L’École de danse Eddy Toussaint est néoclassique. Ce style comprend l’enseignement de la base du ballet classique, et ce, dans les règles de l’art. Par contre, il comporte aussi une partie création qui permet une liberté. Cette portion est importante pour les élèves. C’est dans cet esprit que les Ballets Jazz de Montréal ont été créés en 1972. « Le ballet jazz est un mélange de ballet classique et de folklore haïtien, trop peu de gens le savent. Lorsque nous avons créé cette compagnie, Eva Von Genscy et moi, c’était pour créer de nouveaux rôles, moins fermés que ceux du ballet classique. Étant un noir, les grands rôles n’étaient pas très accessibles pour moi. Jouer un cygne blanc par exemple était beaucoup trop paradoxal selon moi. »
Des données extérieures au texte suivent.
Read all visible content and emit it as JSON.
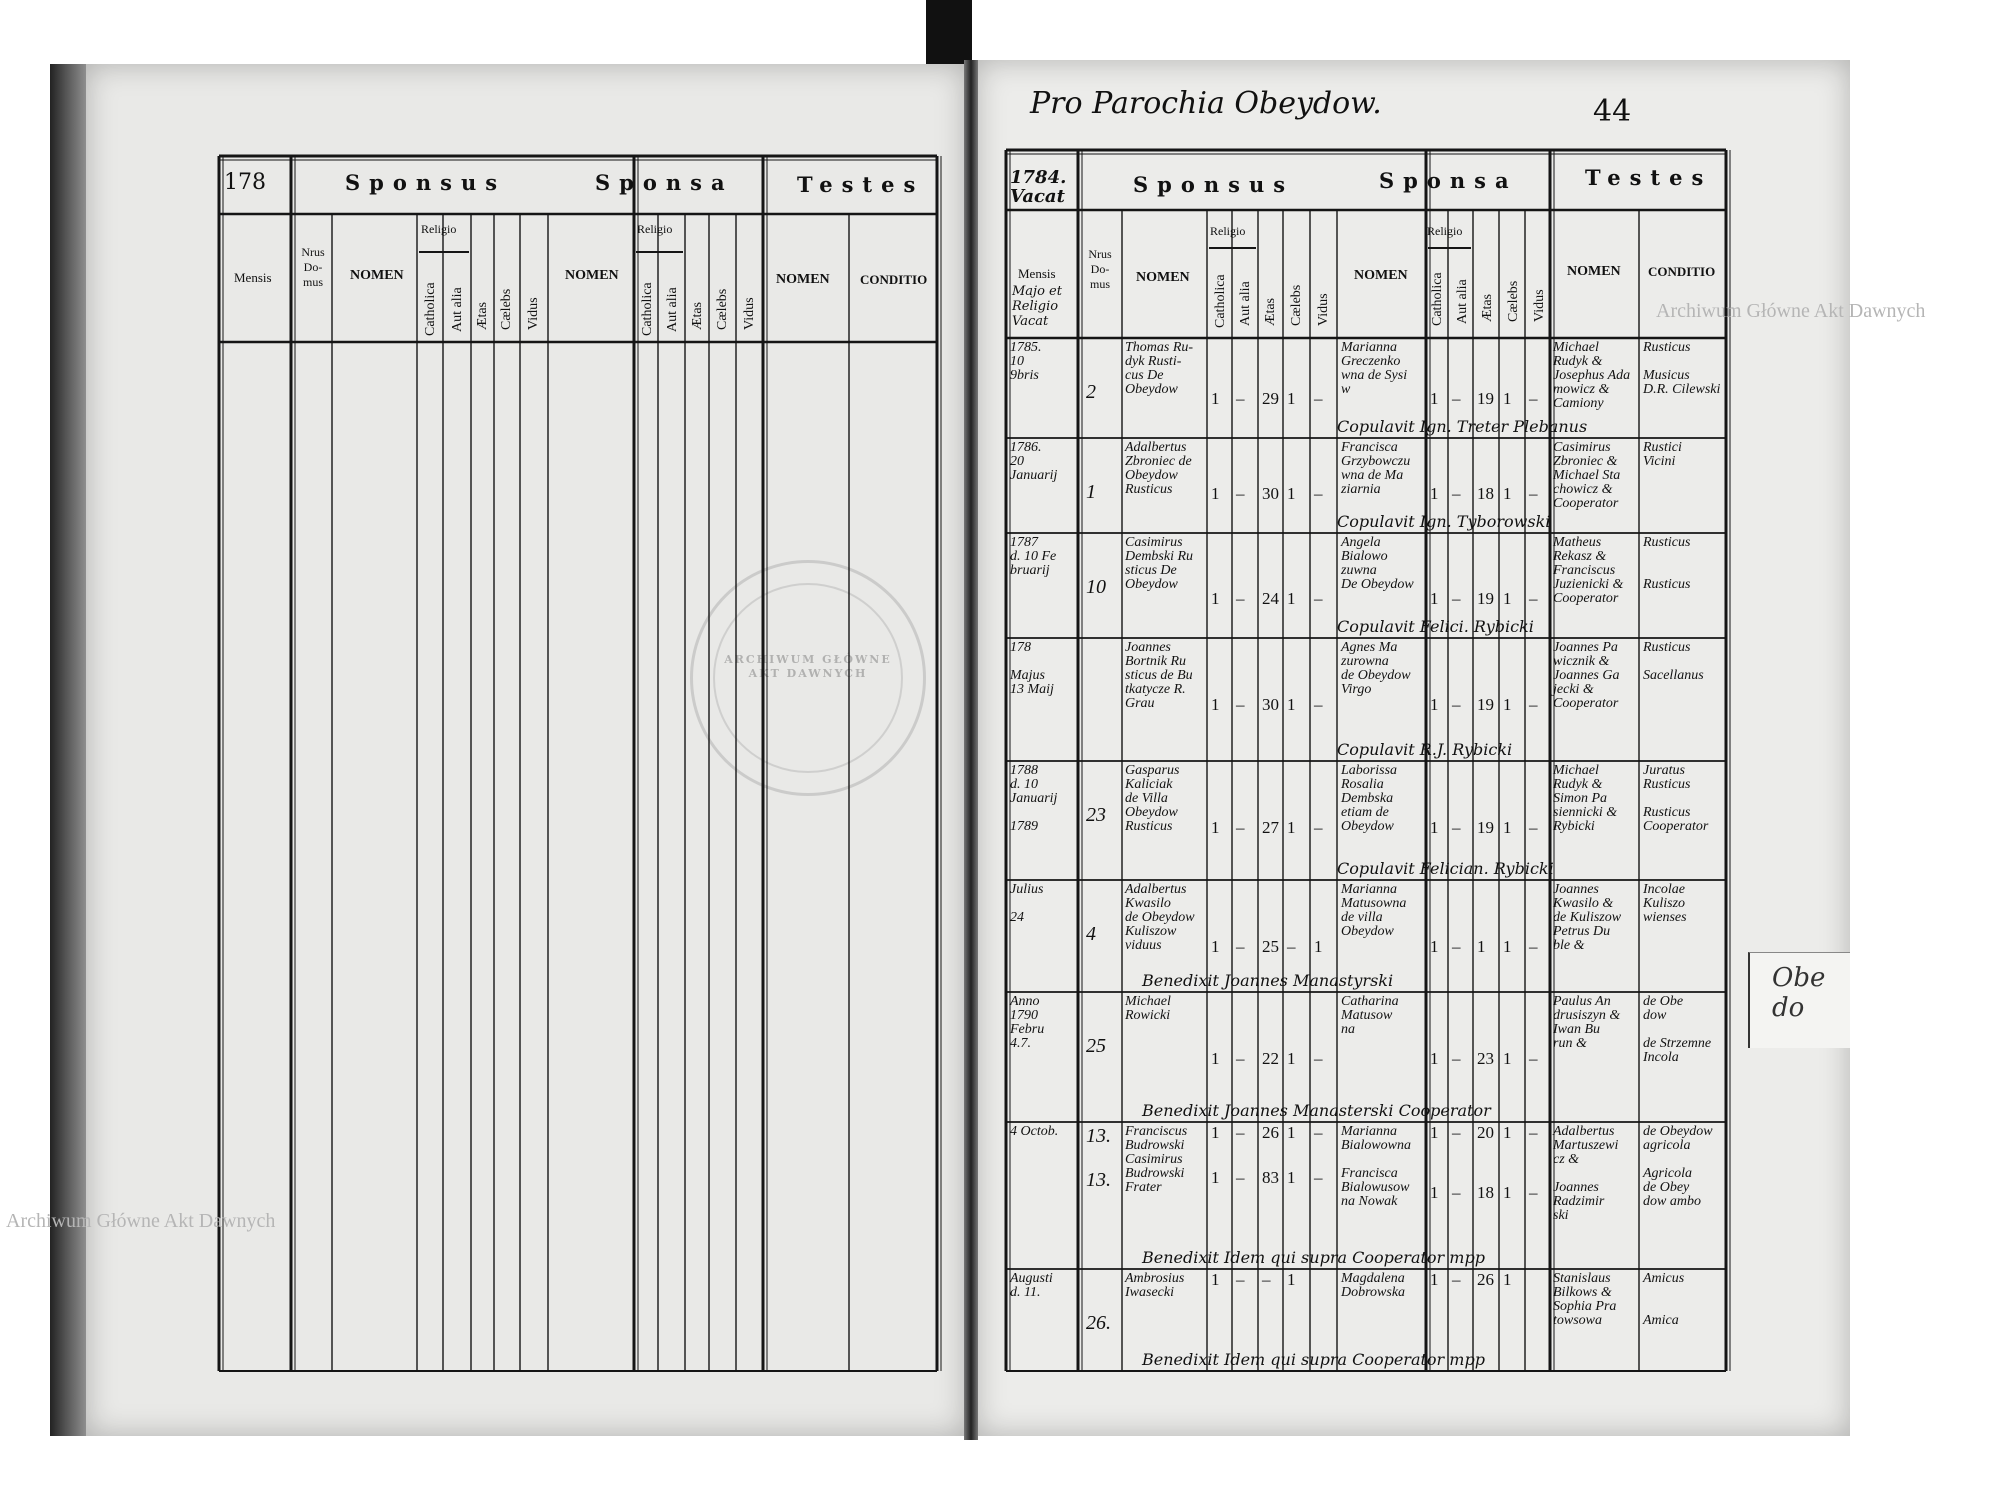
{
  "left_page": {
    "year_prefix": "178",
    "group_headers": {
      "sponsus": "Sponsus",
      "sponsa": "Sponsa",
      "testes": "Testes"
    },
    "columns": {
      "mensis": "Mensis",
      "nrus_domus": "Nrus Do- mus",
      "nomen": "NOMEN",
      "religio": "Religio",
      "catholica": "Catholica",
      "aut_alia": "Aut alia",
      "aetas": "Ætas",
      "caelebs": "Cælebs",
      "viduus": "Vidus",
      "conditio": "CONDITIO"
    }
  },
  "right_page": {
    "heading": "Pro Parochia Obeydow.",
    "folio": "44",
    "year_cell": "1784. Vacat",
    "group_headers": {
      "sponsus": "Sponsus",
      "sponsa": "Sponsa",
      "testes": "Testes"
    },
    "columns": {
      "mensis": "Mensis",
      "mensis_note": "Majo et Religio Vacat",
      "nrus_domus": "Nrus Do- mus",
      "nomen": "NOMEN",
      "religio": "Religio",
      "catholica": "Catholica",
      "aut_alia": "Aut alia",
      "aetas": "Ætas",
      "caelebs": "Cælebs",
      "viduus": "Vidus",
      "conditio": "CONDITIO"
    },
    "entries": [
      {
        "mensis": "1785.\n10\n9bris",
        "nrus": "2",
        "sponsus": "Thomas Ru-\ndyk Rusti-\ncus De Obeydow",
        "sponsus_vals": [
          "1",
          "–",
          "29",
          "1",
          "–"
        ],
        "sponsa": "Marianna\nGreczenko\nwna de Sysi\nw",
        "sponsa_vals": [
          "1",
          "–",
          "19",
          "1",
          "–"
        ],
        "testes": "Michael\nRudyk &\nJosephus Ada\nmowicz &\nCamiony",
        "conditio": "Rusticus\n\nMusicus\nD.R. Cilewski",
        "note": "Copulavit Ign. Treter Plebanus"
      },
      {
        "mensis": "1786.\n20\nJanuarij",
        "nrus": "1",
        "sponsus": "Adalbertus\nZbroniec de\nObeydow\nRusticus",
        "sponsus_vals": [
          "1",
          "–",
          "30",
          "1",
          "–"
        ],
        "sponsa": "Francisca\nGrzybowczu\nwna de Ma\nziarnia",
        "sponsa_vals": [
          "1",
          "–",
          "18",
          "1",
          "–"
        ],
        "testes": "Casimirus\nZbroniec &\nMichael Sta\nchowicz &\nCooperator",
        "conditio": "Rustici\nVicini",
        "note": "Copulavit Ign. Tyborowski"
      },
      {
        "mensis": "1787\nd. 10 Fe\nbruarij",
        "nrus": "10",
        "sponsus": "Casimirus\nDembski Ru\nsticus De\nObeydow",
        "sponsus_vals": [
          "1",
          "–",
          "24",
          "1",
          "–"
        ],
        "sponsa": "Angela\nBialowo\nzuwna\nDe Obeydow",
        "sponsa_vals": [
          "1",
          "–",
          "19",
          "1",
          "–"
        ],
        "testes": "Matheus\nRekasz &\nFranciscus\nJuzienicki &\nCooperator",
        "conditio": "Rusticus\n\n\nRusticus",
        "note": "Copulavit Felici. Rybicki"
      },
      {
        "mensis": "178\n\nMajus\n13 Maij",
        "nrus": "",
        "sponsus": "Joannes\nBortnik Ru\nsticus de Bu\ntkatycze R.\nGrau",
        "sponsus_vals": [
          "1",
          "–",
          "30",
          "1",
          "–"
        ],
        "sponsa": "Agnes Ma\nzurowna\nde Obeydow\nVirgo",
        "sponsa_vals": [
          "1",
          "–",
          "19",
          "1",
          "–"
        ],
        "testes": "Joannes Pa\nwicznik &\nJoannes Ga\njecki &\nCooperator",
        "conditio": "Rusticus\n\nSacellanus",
        "note": "Copulavit R.J. Rybicki"
      },
      {
        "mensis": "1788\nd. 10\nJanuarij\n\n1789",
        "nrus": "23",
        "sponsus": "Gasparus\nKaliciak\nde Villa\nObeydow\nRusticus",
        "sponsus_vals": [
          "1",
          "–",
          "27",
          "1",
          "–"
        ],
        "sponsa": "Laborissa\nRosalia\nDembska\netiam de\nObeydow",
        "sponsa_vals": [
          "1",
          "–",
          "19",
          "1",
          "–"
        ],
        "testes": "Michael\nRudyk &\nSimon Pa\nsiennicki &\nRybicki",
        "conditio": "Juratus\nRusticus\n\nRusticus\nCooperator",
        "note": "Copulavit Felician. Rybicki"
      },
      {
        "mensis": "Julius\n\n24",
        "nrus": "4",
        "sponsus": "Adalbertus\nKwasilo\nde Obeydow\nKuliszow\nviduus",
        "sponsus_vals": [
          "1",
          "–",
          "25",
          "–",
          "1"
        ],
        "sponsa": "Marianna\nMatusowna\nde villa\nObeydow",
        "sponsa_vals": [
          "1",
          "–",
          "1",
          "1",
          "–"
        ],
        "testes": "Joannes\nKwasilo &\nde Kuliszow\nPetrus Du\nble &",
        "conditio": "Incolae\nKuliszo\nwienses",
        "note": "Benedixit Joannes Manastyrski"
      },
      {
        "mensis": "Anno\n1790\nFebru\n4.7.",
        "nrus": "25",
        "sponsus": "Michael\nRowicki",
        "sponsus_vals": [
          "1",
          "–",
          "22",
          "1",
          "–"
        ],
        "sponsa": "Catharina\nMatusow\nna",
        "sponsa_vals": [
          "1",
          "–",
          "23",
          "1",
          "–"
        ],
        "testes": "Paulus An\ndrusiszyn &\nIwan Bu\nrun &",
        "conditio": "de Obe\ndow\n\nde Strzemne\nIncola",
        "note": "Benedixit Joannes Manasterski Cooperator"
      },
      {
        "mensis": "4 Octob.",
        "nrus": "13.\n\n13.",
        "sponsus": "Franciscus\nBudrowski\nCasimirus\nBudrowski\nFrater",
        "sponsus_vals": [
          "1\n\n\n1",
          "–\n\n\n–",
          "26\n\n\n83",
          "1\n\n\n1",
          "–\n\n\n–"
        ],
        "sponsa": "Marianna\nBialowowna\n\nFrancisca\nBialowusow\nna Nowak",
        "sponsa_vals": [
          "1\n\n\n\n1",
          "–\n\n\n\n–",
          "20\n\n\n\n18",
          "1\n\n\n\n1",
          "–\n\n\n\n–"
        ],
        "testes": "Adalbertus\nMartuszewi\ncz &\n\nJoannes\nRadzimir\nski",
        "conditio": "de Obeydow\nagricola\n\nAgricola\nde Obey\ndow ambo",
        "note": "Benedixit Idem qui supra Cooperator mpp"
      },
      {
        "mensis": "Augusti\nd. 11.",
        "nrus": "26.",
        "sponsus": "Ambrosius\nIwasecki",
        "sponsus_vals": [
          "1",
          "–",
          "–",
          "1",
          ""
        ],
        "sponsa": "Magdalena\nDobrowska",
        "sponsa_vals": [
          "1",
          "–",
          "26",
          "1",
          ""
        ],
        "testes": "Stanislaus\nBilkows &\nSophia Pra\ntowsowa",
        "conditio": "Amicus\n\n\nAmica",
        "note": "Benedixit Idem qui supra Cooperator mpp"
      }
    ],
    "margin_note": "Obe\ndo"
  },
  "watermarks": {
    "left": "Archiwum Główne Akt Dawnych",
    "right": "Archiwum Główne Akt Dawnych",
    "stamp": "ARCHIWUM GŁÓWNE AKT DAWNYCH"
  }
}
Eddy Toussaint repart donc à zéro. Depuis deux ans, il essaie de refaire sa place dans le milieu du ballet québécois. L’avènement de la danse contemporaine avait fait fuir ce dernier. Ce type de danse ne le rejoignait plus. L’état actuel de la culture au Québec est un sujet qui le touche énormément. « J’ai terriblement mal à ma culture. Les coupures sont immenses. Des écoles et des entreprises de renom ferment. Sans les subventions, nous ne sommes pas grand-chose dans le monde fragile de l’art. J’ai bien peur pour notre avenir. Par exemple, même si j’opère une école et une entreprise à but non lucratif, je n’ai droit à aucune subvention ni de la ville de Montréal, ni du Québec et encore moins du Canada. C’est atroce! » conclut Eddy Toussaint.